Identifying Consumer Intent: Sentiment Analysis And NLP In Social Media
The perception of emotions within textual data enables companies to understand consumer sentiment towards brands and services.
Social media has empowered clients to interact more freely than ever before with their favourite brands and share their thoughts. 80 per cent of the world 's data is estimated to be unstructured or unorganized. Every day, huge amounts of information are generated via emails, support tickets, chats, social media conversations, which form the supporting pillars of sentiment analysis.
In other words, classifiers for sentiment analysis may not be as accurate as other types of classifiers. But is the effort worth it? Sentiment analysis finds its existence in the monitoring of social media, brand monitoring, customer support and market research, offering advertisers between 70-80 percent of the time the chance to get their insights.
Understanding Customer Intent
Not only do brands accumulate a wealth of knowledge available on social media, but they search beyond the digital footprint of a consumer. Instead of concentrating on particular social media sites such as Facebook and Twitter, they also segregate the news, blogs, and forums to evaluate the feelings of the audience, not only looking at the number of mentions, but also the content of those mentions.
This helps advertisers to categorize the urgency of their online brand names automatically and warn assigned team members for responses. Sentiment analysis, a concept that combines natural language processing (NLP) and machine learning approaches, provides a sneak peek into the analysis of competitors that helps advertisers to examine their competitiveness and consider how their credibility develops over time. In addition to helping them recognise future PR emergencies, which problems need to be prioritized and urgently put out and what mentions can wait.
Sentiment Analytics can be an important part of the market analysis and customer service strategy portfolio of an organization. This important tool helps advertisers and data analysts in a much more granular way to discern consumer emotions. Looking ahead, automated sentiment analysis insights will motivate data-backed choices rather than mere intuitions, which is not always right.
Social listening is the new trend that businesses are rapidly leveraging!
By analysing KPIs such as brand recognition, brand credibility, and brand voice share, Sentiment analytics tools help assess brand health. It also involves levels of customer satisfaction and the perceptions that potential customers have about the brand. These tools compound the information and display cumulative brand sentiment in charts and graphs across a variety of inputs so that companies can track related trends without having to go through each message. It further helps to create leads, to test company KPIs and to study product decisions. Sentiment analysis advantages include: optimizing customer service, avoiding a credibility crisis, keyword tracking, and brand messaging. Basically, it helps to turn bad customer experience into a positive one.
Here are some of the Sentiment Analysis tools that we highly recommend:
· Digi mind: By defining and analysing all the related discussions between themselves and their rivals, this sentiment analytics tool lets marketers closely track their social media activity. It draws data from more than 850 million web outlets, so the company gets a holistic view of its brand opinion. In addition, this tool helps evaluate references and applies filters to customize the sentiment analysis process of a brand.

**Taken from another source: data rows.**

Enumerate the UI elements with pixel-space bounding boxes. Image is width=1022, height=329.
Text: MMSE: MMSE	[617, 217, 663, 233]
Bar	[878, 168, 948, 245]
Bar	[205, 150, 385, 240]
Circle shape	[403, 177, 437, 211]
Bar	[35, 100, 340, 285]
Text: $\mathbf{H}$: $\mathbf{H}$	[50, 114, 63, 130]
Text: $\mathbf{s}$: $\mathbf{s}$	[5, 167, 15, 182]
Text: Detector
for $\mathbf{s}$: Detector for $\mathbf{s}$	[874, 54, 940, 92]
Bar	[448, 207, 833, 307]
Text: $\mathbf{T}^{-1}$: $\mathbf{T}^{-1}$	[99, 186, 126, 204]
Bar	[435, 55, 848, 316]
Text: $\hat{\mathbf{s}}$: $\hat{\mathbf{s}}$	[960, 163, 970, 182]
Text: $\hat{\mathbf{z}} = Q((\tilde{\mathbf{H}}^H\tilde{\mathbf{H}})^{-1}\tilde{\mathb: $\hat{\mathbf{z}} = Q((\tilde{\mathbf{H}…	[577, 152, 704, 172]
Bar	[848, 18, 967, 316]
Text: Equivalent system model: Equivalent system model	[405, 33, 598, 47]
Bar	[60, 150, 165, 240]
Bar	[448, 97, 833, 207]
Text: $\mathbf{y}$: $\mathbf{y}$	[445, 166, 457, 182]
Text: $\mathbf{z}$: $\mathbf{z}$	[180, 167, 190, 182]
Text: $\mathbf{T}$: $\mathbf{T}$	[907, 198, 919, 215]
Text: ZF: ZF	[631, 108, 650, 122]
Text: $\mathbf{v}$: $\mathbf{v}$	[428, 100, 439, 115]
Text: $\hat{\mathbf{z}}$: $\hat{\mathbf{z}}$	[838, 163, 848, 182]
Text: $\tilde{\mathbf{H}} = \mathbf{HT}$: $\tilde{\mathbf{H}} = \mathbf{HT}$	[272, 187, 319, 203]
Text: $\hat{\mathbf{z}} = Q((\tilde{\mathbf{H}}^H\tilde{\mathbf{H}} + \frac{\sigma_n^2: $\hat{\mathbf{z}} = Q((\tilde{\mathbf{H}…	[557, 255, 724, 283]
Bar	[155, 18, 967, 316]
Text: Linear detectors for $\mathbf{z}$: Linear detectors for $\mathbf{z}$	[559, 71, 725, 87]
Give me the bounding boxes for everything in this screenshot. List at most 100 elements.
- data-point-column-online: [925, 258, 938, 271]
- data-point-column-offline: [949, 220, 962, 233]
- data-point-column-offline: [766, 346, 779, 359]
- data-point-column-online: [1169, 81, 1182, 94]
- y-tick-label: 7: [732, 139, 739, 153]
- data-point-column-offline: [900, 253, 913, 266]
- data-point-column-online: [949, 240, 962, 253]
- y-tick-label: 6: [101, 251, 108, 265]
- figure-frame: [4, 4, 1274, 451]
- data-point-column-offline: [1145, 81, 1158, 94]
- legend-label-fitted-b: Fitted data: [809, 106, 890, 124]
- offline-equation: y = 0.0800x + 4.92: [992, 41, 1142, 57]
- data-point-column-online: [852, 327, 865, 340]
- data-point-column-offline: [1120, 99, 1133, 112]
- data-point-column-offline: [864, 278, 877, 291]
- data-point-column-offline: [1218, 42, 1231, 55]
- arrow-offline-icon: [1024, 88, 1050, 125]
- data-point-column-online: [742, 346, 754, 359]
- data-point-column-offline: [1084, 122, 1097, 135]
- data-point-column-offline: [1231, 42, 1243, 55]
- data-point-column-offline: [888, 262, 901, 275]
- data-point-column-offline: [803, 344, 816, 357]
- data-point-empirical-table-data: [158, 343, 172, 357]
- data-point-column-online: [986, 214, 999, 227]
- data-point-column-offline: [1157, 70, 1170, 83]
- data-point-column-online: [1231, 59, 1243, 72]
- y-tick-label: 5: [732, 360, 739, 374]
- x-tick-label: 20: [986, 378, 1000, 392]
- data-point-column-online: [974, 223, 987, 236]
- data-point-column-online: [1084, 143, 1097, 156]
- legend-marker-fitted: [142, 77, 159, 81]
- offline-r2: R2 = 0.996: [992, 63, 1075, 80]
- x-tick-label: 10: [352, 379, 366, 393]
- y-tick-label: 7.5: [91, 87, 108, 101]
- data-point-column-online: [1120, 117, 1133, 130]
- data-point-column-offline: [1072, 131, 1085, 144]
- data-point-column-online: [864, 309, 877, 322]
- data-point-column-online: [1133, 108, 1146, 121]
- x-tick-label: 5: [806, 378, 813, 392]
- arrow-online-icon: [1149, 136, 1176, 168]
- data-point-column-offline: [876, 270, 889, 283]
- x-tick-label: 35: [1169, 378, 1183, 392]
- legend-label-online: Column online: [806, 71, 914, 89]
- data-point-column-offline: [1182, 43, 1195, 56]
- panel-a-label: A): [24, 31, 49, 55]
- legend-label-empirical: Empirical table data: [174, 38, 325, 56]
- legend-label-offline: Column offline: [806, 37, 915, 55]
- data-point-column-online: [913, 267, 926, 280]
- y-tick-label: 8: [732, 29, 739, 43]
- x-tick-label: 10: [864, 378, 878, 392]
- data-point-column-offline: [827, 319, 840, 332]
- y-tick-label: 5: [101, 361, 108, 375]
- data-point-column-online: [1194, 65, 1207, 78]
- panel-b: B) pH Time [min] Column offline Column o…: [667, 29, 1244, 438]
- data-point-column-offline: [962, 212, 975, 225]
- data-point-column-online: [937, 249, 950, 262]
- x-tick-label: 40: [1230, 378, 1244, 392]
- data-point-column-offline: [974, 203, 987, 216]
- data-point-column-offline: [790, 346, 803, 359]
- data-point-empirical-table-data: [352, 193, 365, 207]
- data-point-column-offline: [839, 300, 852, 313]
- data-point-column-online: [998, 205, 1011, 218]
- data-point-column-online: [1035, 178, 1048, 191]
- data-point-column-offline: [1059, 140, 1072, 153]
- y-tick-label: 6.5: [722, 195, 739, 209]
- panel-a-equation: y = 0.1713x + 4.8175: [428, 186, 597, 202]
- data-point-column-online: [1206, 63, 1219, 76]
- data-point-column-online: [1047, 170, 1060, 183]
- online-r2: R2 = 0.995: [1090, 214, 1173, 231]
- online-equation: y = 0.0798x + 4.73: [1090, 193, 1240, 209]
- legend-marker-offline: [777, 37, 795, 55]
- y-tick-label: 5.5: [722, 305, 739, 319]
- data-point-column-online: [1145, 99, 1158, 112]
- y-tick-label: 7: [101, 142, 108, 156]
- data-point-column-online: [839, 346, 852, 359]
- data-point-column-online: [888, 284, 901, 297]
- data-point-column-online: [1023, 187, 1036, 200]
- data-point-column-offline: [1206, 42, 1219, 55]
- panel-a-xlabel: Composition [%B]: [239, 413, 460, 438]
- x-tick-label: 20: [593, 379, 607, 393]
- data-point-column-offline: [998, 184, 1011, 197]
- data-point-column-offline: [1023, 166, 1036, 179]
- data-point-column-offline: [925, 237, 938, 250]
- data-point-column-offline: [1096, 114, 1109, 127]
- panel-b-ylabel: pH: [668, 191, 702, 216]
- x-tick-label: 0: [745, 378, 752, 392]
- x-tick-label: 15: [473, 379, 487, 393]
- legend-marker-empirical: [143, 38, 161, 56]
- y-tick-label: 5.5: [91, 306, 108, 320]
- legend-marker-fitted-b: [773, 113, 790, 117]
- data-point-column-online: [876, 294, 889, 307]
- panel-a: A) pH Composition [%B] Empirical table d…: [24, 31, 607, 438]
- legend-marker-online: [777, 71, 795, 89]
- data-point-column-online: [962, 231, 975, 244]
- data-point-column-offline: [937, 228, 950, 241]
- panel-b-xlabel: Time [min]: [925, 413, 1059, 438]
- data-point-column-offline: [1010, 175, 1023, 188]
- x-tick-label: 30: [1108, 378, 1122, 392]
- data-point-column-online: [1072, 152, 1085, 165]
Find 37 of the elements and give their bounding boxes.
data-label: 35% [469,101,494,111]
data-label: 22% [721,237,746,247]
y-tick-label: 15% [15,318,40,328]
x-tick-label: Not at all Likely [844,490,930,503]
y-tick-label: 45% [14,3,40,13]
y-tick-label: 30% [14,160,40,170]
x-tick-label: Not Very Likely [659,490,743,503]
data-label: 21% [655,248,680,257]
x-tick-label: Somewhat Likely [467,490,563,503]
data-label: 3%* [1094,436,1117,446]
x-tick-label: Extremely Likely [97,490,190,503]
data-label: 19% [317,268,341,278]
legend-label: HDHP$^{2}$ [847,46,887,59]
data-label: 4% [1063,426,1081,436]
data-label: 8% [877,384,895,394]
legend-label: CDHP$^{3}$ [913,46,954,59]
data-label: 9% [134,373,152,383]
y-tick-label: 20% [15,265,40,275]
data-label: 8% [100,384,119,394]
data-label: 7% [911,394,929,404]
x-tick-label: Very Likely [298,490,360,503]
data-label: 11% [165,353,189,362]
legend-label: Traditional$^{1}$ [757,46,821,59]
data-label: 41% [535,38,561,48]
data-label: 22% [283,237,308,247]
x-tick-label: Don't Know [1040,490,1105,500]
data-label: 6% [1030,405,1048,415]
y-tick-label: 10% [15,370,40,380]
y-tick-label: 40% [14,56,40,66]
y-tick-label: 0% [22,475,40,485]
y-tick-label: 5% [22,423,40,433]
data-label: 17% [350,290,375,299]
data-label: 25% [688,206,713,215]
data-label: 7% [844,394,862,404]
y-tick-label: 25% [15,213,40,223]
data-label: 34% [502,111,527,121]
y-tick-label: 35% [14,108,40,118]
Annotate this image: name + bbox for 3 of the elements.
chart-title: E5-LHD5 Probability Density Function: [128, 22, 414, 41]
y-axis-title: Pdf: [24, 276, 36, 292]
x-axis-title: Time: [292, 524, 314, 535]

· IBM Watson Tone Analyzer: Backed by IBM Watson 's excellent AI infrastructure, Tone Analyzer explores online feelings and "tones" in the user's message, from tweets to random social media reviews. It has a specific emphasis, which is its greatest asset, on customer service and support. In order to track whether telephone agents are friendly and supportive and whether they have honestly answered the questions, Tone Analyzer reports on support conversations. Plus, what was the mood of the caller, also analysed? Have they been satisfied?
· Lexilatics: It's a solution for business intelligence that analyses various kinds of text. Lexilatics operates on NLP to process texts (breaking them into sentences to test elements such as grammar and syntax) and then conducts sentiment analysis to gauge the emotions and feelings behind the words of customers. The instrument performs categorization, theme extraction, and intention identification, in addition to sentiment analysis. This makes it easier for consumers to see the increased background and appreciate their company's relative benefits and drawbacks.
· Hootsuite Insight: All social media outlets (Facebook, Twitter, Instagram, LinkedIn), news sites, forums, and blogs are automatically analysed to uncover insights that include influencers, articles, patterns, and sentiment. The messaging feature allows team members to send private messages to each other, normally without asking social media users for a password. Hootsuite can also assign customer messages to various members of the team, and an administrator can handle these overall.
· Rosette: It was first used on social media to conduct sentiment analysis, but gradually branched out to analyse entire documents and individual entities identified in the text, such as the sentiment conveyed by consumers when referencing a particular product, business, or individual. It uses AI to perform morphological analysis, which determines a part of speech. It also features lemmatization, which groups the types of a word inflected so that data can be mined as a single term. Since it can analyse text-based information in more than 30 different languages, it is an excellent tool for foreign companies.